Madagaskar gehört zu den von diesem Covid-19 Virus betroffenen Ländern, insbesondere in der Hauptstadt und anderen grossen Städten. Die Regierung hat Massnahmen ergriffen, um die Ausbreitung des Virus zu verhindern, indem die meisten Städte abgeriegelt, Strassen gesperrt und der Schulbesuch eingestellt wurden.

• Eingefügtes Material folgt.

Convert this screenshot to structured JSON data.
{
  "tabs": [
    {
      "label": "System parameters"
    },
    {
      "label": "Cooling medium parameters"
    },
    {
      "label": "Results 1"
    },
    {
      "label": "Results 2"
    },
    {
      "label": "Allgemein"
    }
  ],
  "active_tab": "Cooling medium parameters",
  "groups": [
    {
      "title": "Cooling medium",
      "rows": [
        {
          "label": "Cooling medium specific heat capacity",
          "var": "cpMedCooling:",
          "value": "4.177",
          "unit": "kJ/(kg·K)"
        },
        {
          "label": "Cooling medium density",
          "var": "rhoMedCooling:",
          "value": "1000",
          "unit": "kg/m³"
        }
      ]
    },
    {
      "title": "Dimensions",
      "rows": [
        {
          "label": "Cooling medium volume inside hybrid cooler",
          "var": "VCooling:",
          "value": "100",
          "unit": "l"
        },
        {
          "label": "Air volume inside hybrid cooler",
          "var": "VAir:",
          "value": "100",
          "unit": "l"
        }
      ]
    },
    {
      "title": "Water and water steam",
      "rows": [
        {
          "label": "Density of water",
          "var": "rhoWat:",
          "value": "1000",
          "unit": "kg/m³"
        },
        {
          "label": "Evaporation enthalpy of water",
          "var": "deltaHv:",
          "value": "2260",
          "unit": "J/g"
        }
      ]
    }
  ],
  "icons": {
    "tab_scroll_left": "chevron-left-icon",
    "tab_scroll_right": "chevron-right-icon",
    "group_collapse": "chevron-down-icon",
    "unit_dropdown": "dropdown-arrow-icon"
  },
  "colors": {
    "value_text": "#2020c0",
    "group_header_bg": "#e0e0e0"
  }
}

Als meine Schwester und ich von diesen Massnahmen hörten, fuhren wir nach Hause zu unseren Eltern aufs Land, es ist ein ruhiges Dorf in der Nähe von Tamatave am Meer, aber doch weit weg von der Stadt und ausserdem ist es noch nicht vom Virus befallen. Also ist es beruhigender, dorthin zurückzugehen – es gibt ohnehin nichts Besseres, als in einer Zeit wie dieser bei der eigenen Familie zu sein. Am Anfang waren die Behörden weniger streng in Bezug auf die Vorschriften gegen dieses Virus, man konnte ohne Maske hingehen, wohin und wann immer man wollte, so dass alle weiterhin auf den Feldern arbeiteten und ihre üblichen Aufgaben erledigen konnten. Wenn meine Familie auf die Felder zur Arbeit geht, gehe ich meinerseits auch dorthin, um ihnen zu helfen. Aber bevor ich gehe, stehe ich am frühen Morgen mit meiner Mutter auf, um ihr beim Herstellen der Beignets zu helfen (mofo baolina und Bajia sind salzige Küchlein aus Bohnen), die meine Schwester dann auf dem Markt verkauft. Dank des Geldes, das sie einnimmt können wir essen oder Reis und Dinge für den täglichen Bedarf kaufen. Mit anderen Worten, dank dieser Beignets, die meine Mutter herstellt, verdient meine Familie ihren Lebensunterhalt.

Corona in Tamatave
Es ist wirklich eine Krise, denn die Dorfbewohner verdienen ihren Lebensunterhalt durch die Fischerei und durch die Erträge der Landwirtschaft. Leider sind die Strassen während dieser Gesundheitskrise gesperrt, so dass keine Käufer kommen, um die Fische zu kaufen. Kein Fischverkauf bedeutet kein Geld! Dazu kommt, dass noch nicht Reiserntezeit ist. Das Leben ist also wirklich hart. Auch können wir nicht alle unsere Beignets verkaufen, so dass wir das was wir noch haben, teilen müssen.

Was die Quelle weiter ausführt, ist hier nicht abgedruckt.